I'd only note that when you say a model is `terrible`, all of this image generation technology is mind-blowing compared to what you could expect to do on consumer grade hardware just a few years ago. We've come a very long way in a very short time.
There are two main tools ( think ollama ) - Automatic1111 ( gradio like UI ) which only works with stable diffusion models... and ComfyUI ( NodeRed like UI ), where comfy ui supports all models but is harder to set up and learn.
For best model in general, I think that Ideogram 2 and Recraft model are the best one to use, recraft.ai allows you to create styles based on the images you upload and that's very useful as the model is not open.
For anime Novel V3 is still the best one after almost a year, Illustrious for open models.
I'm not even talking about the high res feature, just the returned image was better looking, more on-prompt and without weird artefacts
If you're generating images for personal use, there are lots of open weight models that are quite capable.
From the pictures I can kinda assume that this is some transformer/stable diffusion based image generator, but that's because I work in tech.

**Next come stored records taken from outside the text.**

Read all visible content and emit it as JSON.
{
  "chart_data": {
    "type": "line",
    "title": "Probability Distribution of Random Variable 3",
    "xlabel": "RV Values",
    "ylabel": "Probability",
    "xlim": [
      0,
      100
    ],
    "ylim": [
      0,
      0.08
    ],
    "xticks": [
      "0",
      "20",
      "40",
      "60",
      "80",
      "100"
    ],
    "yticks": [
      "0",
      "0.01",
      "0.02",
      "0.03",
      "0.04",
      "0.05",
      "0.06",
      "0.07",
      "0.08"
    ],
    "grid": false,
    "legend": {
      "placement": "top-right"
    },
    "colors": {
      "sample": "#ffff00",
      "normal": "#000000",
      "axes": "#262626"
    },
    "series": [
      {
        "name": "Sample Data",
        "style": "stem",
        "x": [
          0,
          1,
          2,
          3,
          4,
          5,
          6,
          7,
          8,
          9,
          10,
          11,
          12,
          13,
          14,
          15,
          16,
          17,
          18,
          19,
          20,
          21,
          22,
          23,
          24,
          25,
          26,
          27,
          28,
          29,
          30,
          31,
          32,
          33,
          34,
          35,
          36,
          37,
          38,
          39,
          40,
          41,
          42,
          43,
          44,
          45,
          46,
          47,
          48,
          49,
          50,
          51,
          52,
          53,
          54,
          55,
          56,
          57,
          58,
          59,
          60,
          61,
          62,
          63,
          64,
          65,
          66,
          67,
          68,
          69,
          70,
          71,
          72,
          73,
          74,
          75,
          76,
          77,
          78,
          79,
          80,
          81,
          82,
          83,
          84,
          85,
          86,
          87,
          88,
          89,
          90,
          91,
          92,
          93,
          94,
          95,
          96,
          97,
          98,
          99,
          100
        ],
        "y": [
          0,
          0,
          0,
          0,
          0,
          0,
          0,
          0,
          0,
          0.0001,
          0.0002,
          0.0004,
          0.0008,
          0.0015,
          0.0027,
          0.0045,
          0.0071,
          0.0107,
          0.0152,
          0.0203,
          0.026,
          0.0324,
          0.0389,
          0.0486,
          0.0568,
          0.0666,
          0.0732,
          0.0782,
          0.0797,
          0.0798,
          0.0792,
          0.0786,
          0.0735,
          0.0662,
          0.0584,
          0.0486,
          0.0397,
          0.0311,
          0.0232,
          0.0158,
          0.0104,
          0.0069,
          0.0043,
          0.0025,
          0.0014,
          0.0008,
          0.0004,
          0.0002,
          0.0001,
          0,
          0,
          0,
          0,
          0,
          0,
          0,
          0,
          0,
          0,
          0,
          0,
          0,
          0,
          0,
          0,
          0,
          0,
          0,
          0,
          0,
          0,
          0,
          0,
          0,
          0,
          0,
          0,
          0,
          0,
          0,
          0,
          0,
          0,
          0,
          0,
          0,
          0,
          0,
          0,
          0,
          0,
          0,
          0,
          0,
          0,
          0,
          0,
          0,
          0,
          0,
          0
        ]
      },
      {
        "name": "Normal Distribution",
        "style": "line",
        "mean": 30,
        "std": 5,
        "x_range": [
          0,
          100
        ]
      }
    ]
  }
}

If anyone at Flux reads this: please add a simple explanation above the fold that tells visitors something like "FLUX is an AI based image generator", or something like that. Explain what you do, before you dive into marketing terms and jargon.

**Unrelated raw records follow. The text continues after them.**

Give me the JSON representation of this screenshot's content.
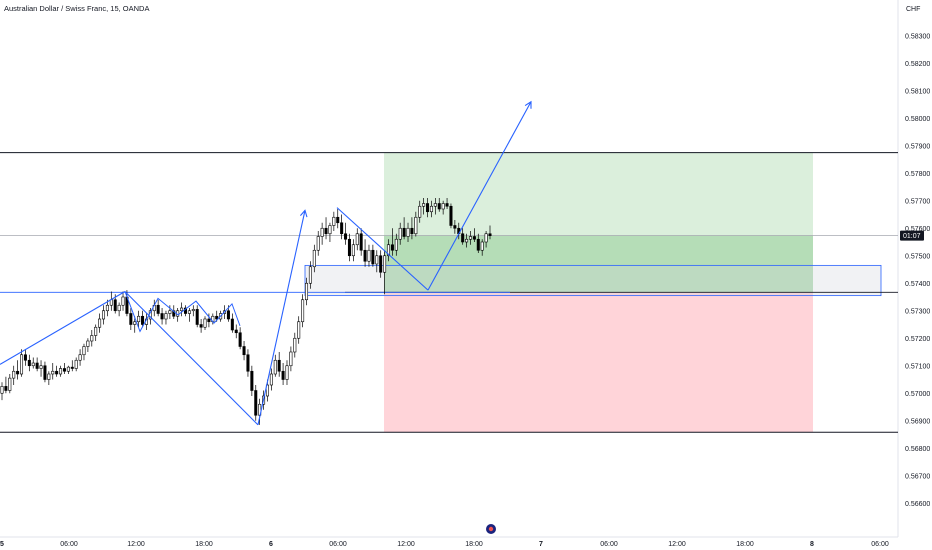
{
  "header": {
    "title": "Australian Dollar / Swiss Franc, 15, OANDA"
  },
  "price_axis": {
    "currency": "CHF",
    "current_price_label": "01:07"
  },
  "colors": {
    "candle_up": "#ffffff",
    "candle_down": "#000000",
    "candle_wick": "#000000",
    "drawing_blue": "#2962ff",
    "profit_zone": "#c8e6c9",
    "profit_zone_inner": "#a5d6a7",
    "loss_zone": "#ffcdd2",
    "level_line": "#000000",
    "badge": "#131722"
  },
  "chart_data": {
    "type": "candlestick",
    "title": "Australian Dollar / Swiss Franc, 15, OANDA",
    "ylabel": "CHF",
    "ylim": [
      0.5655,
      0.5835
    ],
    "y_ticks": [
      "0.58300",
      "0.58200",
      "0.58100",
      "0.58000",
      "0.57900",
      "0.57800",
      "0.57700",
      "0.57600",
      "0.57500",
      "0.57400",
      "0.57300",
      "0.57200",
      "0.57100",
      "0.57000",
      "0.56900",
      "0.56800",
      "0.56700",
      "0.56600"
    ],
    "x_ticks": [
      "5",
      "06:00",
      "12:00",
      "18:00",
      "6",
      "06:00",
      "12:00",
      "18:00",
      "7",
      "06:00",
      "12:00",
      "18:00",
      "8",
      "06:00"
    ],
    "grid": false,
    "horizontal_levels": [
      0.57875,
      0.57573,
      0.57367,
      0.56858
    ],
    "long_position": {
      "entry": 0.57368,
      "target": 0.57875,
      "stop": 0.56858,
      "current": 0.57573
    },
    "zone_box": {
      "top": 0.57465,
      "bottom": 0.57355
    },
    "trend_lines": [
      {
        "from": [
          0.57105
        ],
        "to": [
          0.5737
        ]
      },
      {
        "from": [
          0.5737
        ],
        "to": [
          0.56885
        ]
      },
      {
        "from": [
          0.56885
        ],
        "to": [
          0.57665
        ]
      },
      {
        "from": [
          0.57675
        ],
        "to": [
          0.57375
        ]
      },
      {
        "from": [
          0.57375
        ],
        "to": [
          0.5806
        ]
      }
    ],
    "candles_ohlc": [
      [
        0.57,
        0.5704,
        0.56975,
        0.57025
      ],
      [
        0.57025,
        0.5706,
        0.57,
        0.5701
      ],
      [
        0.5701,
        0.5707,
        0.57,
        0.57055
      ],
      [
        0.57055,
        0.571,
        0.5703,
        0.5708
      ],
      [
        0.5708,
        0.5712,
        0.5705,
        0.5707
      ],
      [
        0.5707,
        0.5716,
        0.5706,
        0.5714
      ],
      [
        0.5714,
        0.5716,
        0.571,
        0.5712
      ],
      [
        0.5712,
        0.5714,
        0.5708,
        0.571
      ],
      [
        0.571,
        0.5713,
        0.5709,
        0.5711
      ],
      [
        0.5711,
        0.5713,
        0.5708,
        0.5709
      ],
      [
        0.5709,
        0.5712,
        0.5706,
        0.571
      ],
      [
        0.571,
        0.57115,
        0.5704,
        0.5705
      ],
      [
        0.5705,
        0.5708,
        0.5703,
        0.5707
      ],
      [
        0.5707,
        0.5711,
        0.5705,
        0.5708
      ],
      [
        0.5708,
        0.571,
        0.5706,
        0.5707
      ],
      [
        0.5707,
        0.571,
        0.5706,
        0.5709
      ],
      [
        0.5709,
        0.5711,
        0.5707,
        0.5708
      ],
      [
        0.5708,
        0.571,
        0.5707,
        0.57095
      ],
      [
        0.57095,
        0.5712,
        0.5708,
        0.5709
      ],
      [
        0.5709,
        0.5713,
        0.5708,
        0.5712
      ],
      [
        0.5712,
        0.5716,
        0.571,
        0.5714
      ],
      [
        0.5714,
        0.5718,
        0.5712,
        0.5717
      ],
      [
        0.5717,
        0.572,
        0.5715,
        0.5719
      ],
      [
        0.5719,
        0.5723,
        0.5717,
        0.5721
      ],
      [
        0.5721,
        0.5725,
        0.5719,
        0.5724
      ],
      [
        0.5724,
        0.5729,
        0.5722,
        0.5727
      ],
      [
        0.5727,
        0.5732,
        0.5725,
        0.573
      ],
      [
        0.573,
        0.5734,
        0.5728,
        0.5732
      ],
      [
        0.5732,
        0.5737,
        0.573,
        0.5734
      ],
      [
        0.5734,
        0.5736,
        0.5729,
        0.573
      ],
      [
        0.573,
        0.5733,
        0.5728,
        0.5732
      ],
      [
        0.5732,
        0.5737,
        0.573,
        0.5735
      ],
      [
        0.5735,
        0.57375,
        0.5728,
        0.5729
      ],
      [
        0.5729,
        0.5731,
        0.5723,
        0.5725
      ],
      [
        0.5725,
        0.5728,
        0.5722,
        0.5726
      ],
      [
        0.5726,
        0.573,
        0.5724,
        0.5728
      ],
      [
        0.5728,
        0.573,
        0.5724,
        0.5725
      ],
      [
        0.5725,
        0.5729,
        0.5723,
        0.5727
      ],
      [
        0.5727,
        0.5731,
        0.5725,
        0.573
      ],
      [
        0.573,
        0.5734,
        0.5728,
        0.5732
      ],
      [
        0.5732,
        0.5734,
        0.5728,
        0.5729
      ],
      [
        0.5729,
        0.5731,
        0.5725,
        0.5727
      ],
      [
        0.5727,
        0.573,
        0.5725,
        0.5729
      ],
      [
        0.5729,
        0.5732,
        0.5727,
        0.573
      ],
      [
        0.573,
        0.5732,
        0.5727,
        0.5728
      ],
      [
        0.5728,
        0.5731,
        0.5726,
        0.573
      ],
      [
        0.573,
        0.5733,
        0.5728,
        0.5731
      ],
      [
        0.5731,
        0.5732,
        0.5728,
        0.5729
      ],
      [
        0.5729,
        0.5731,
        0.5726,
        0.573
      ],
      [
        0.573,
        0.5732,
        0.5728,
        0.57305
      ],
      [
        0.57305,
        0.5732,
        0.5724,
        0.5725
      ],
      [
        0.5725,
        0.5727,
        0.5722,
        0.5724
      ],
      [
        0.5724,
        0.5728,
        0.5723,
        0.5727
      ],
      [
        0.5727,
        0.5729,
        0.5724,
        0.5726
      ],
      [
        0.5726,
        0.5729,
        0.5725,
        0.5728
      ],
      [
        0.5728,
        0.573,
        0.5726,
        0.5727
      ],
      [
        0.5727,
        0.573,
        0.5726,
        0.5729
      ],
      [
        0.5729,
        0.5732,
        0.5727,
        0.573
      ],
      [
        0.573,
        0.5732,
        0.5726,
        0.5727
      ],
      [
        0.5727,
        0.5729,
        0.5722,
        0.5723
      ],
      [
        0.5723,
        0.5725,
        0.572,
        0.5722
      ],
      [
        0.5722,
        0.5724,
        0.5716,
        0.5717
      ],
      [
        0.5717,
        0.5719,
        0.5712,
        0.5714
      ],
      [
        0.5714,
        0.5716,
        0.5706,
        0.5708
      ],
      [
        0.5708,
        0.571,
        0.5699,
        0.5701
      ],
      [
        0.5701,
        0.5703,
        0.569,
        0.5692
      ],
      [
        0.5692,
        0.5698,
        0.56885,
        0.5696
      ],
      [
        0.5696,
        0.5701,
        0.5694,
        0.5699
      ],
      [
        0.5699,
        0.5705,
        0.5697,
        0.5703
      ],
      [
        0.5703,
        0.5709,
        0.5701,
        0.5707
      ],
      [
        0.5707,
        0.5714,
        0.5706,
        0.5712
      ],
      [
        0.5712,
        0.5715,
        0.5706,
        0.5708
      ],
      [
        0.5708,
        0.5711,
        0.5703,
        0.5705
      ],
      [
        0.5705,
        0.5712,
        0.5703,
        0.571
      ],
      [
        0.571,
        0.5717,
        0.5708,
        0.5715
      ],
      [
        0.5715,
        0.5722,
        0.5713,
        0.572
      ],
      [
        0.572,
        0.5728,
        0.5718,
        0.5726
      ],
      [
        0.5726,
        0.5736,
        0.5724,
        0.5734
      ],
      [
        0.5734,
        0.5742,
        0.5732,
        0.574
      ],
      [
        0.574,
        0.5748,
        0.5738,
        0.5746
      ],
      [
        0.5746,
        0.5754,
        0.5744,
        0.5752
      ],
      [
        0.5752,
        0.5759,
        0.575,
        0.5757
      ],
      [
        0.5757,
        0.5762,
        0.5754,
        0.576
      ],
      [
        0.576,
        0.5764,
        0.5756,
        0.5758
      ],
      [
        0.5758,
        0.5762,
        0.5755,
        0.5761
      ],
      [
        0.5761,
        0.5766,
        0.5759,
        0.5764
      ],
      [
        0.5764,
        0.5767,
        0.576,
        0.5762
      ],
      [
        0.5762,
        0.5765,
        0.5756,
        0.5758
      ],
      [
        0.5758,
        0.5762,
        0.5754,
        0.5756
      ],
      [
        0.5756,
        0.5758,
        0.5748,
        0.575
      ],
      [
        0.575,
        0.5756,
        0.5748,
        0.5754
      ],
      [
        0.5754,
        0.576,
        0.5752,
        0.5758
      ],
      [
        0.5758,
        0.576,
        0.575,
        0.5752
      ],
      [
        0.5752,
        0.5756,
        0.5746,
        0.5748
      ],
      [
        0.5748,
        0.5754,
        0.5746,
        0.5752
      ],
      [
        0.5752,
        0.5754,
        0.5746,
        0.5747
      ],
      [
        0.5747,
        0.5752,
        0.5744,
        0.575
      ],
      [
        0.575,
        0.5752,
        0.5742,
        0.5744
      ],
      [
        0.5744,
        0.5752,
        0.5736,
        0.575
      ],
      [
        0.575,
        0.5756,
        0.5748,
        0.5754
      ],
      [
        0.5754,
        0.576,
        0.575,
        0.5752
      ],
      [
        0.5752,
        0.5758,
        0.575,
        0.5756
      ],
      [
        0.5756,
        0.5762,
        0.5754,
        0.576
      ],
      [
        0.576,
        0.5764,
        0.5756,
        0.5757
      ],
      [
        0.5757,
        0.5762,
        0.5755,
        0.576
      ],
      [
        0.576,
        0.5764,
        0.5756,
        0.5758
      ],
      [
        0.5758,
        0.5766,
        0.5757,
        0.5764
      ],
      [
        0.5764,
        0.577,
        0.5762,
        0.5768
      ],
      [
        0.5768,
        0.5771,
        0.5765,
        0.5769
      ],
      [
        0.5769,
        0.5771,
        0.5764,
        0.5766
      ],
      [
        0.5766,
        0.577,
        0.5764,
        0.5768
      ],
      [
        0.5768,
        0.5771,
        0.5765,
        0.5769
      ],
      [
        0.5769,
        0.5771,
        0.5766,
        0.5767
      ],
      [
        0.5767,
        0.577,
        0.5765,
        0.5769
      ],
      [
        0.5769,
        0.5771,
        0.5767,
        0.5768
      ],
      [
        0.5768,
        0.5769,
        0.576,
        0.5761
      ],
      [
        0.5761,
        0.5763,
        0.5758,
        0.576
      ],
      [
        0.576,
        0.5762,
        0.5756,
        0.5758
      ],
      [
        0.5758,
        0.576,
        0.5754,
        0.5755
      ],
      [
        0.5755,
        0.5758,
        0.5753,
        0.5756
      ],
      [
        0.5756,
        0.5759,
        0.5754,
        0.5757
      ],
      [
        0.5757,
        0.576,
        0.5755,
        0.5756
      ],
      [
        0.5756,
        0.5758,
        0.5751,
        0.5752
      ],
      [
        0.5752,
        0.5756,
        0.575,
        0.5755
      ],
      [
        0.5755,
        0.5759,
        0.5753,
        0.5758
      ],
      [
        0.5758,
        0.5761,
        0.5756,
        0.57573
      ]
    ]
  }
}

When I see a site that is more hype than substance, I assume it's some kind of grift and close the tab.
> Ready to experience the next generation of image creation? Access FLUX1.1 [pro] through our API today.
* "ultra" means 4x resolution at 10s/sample without sacrificing prompt adherence.
* "raw" means the generated images look more like candid photos.
* $0.06 per API call to generate an image.
no fluff, only detailed and specific information. the whole thing is less than 150 words.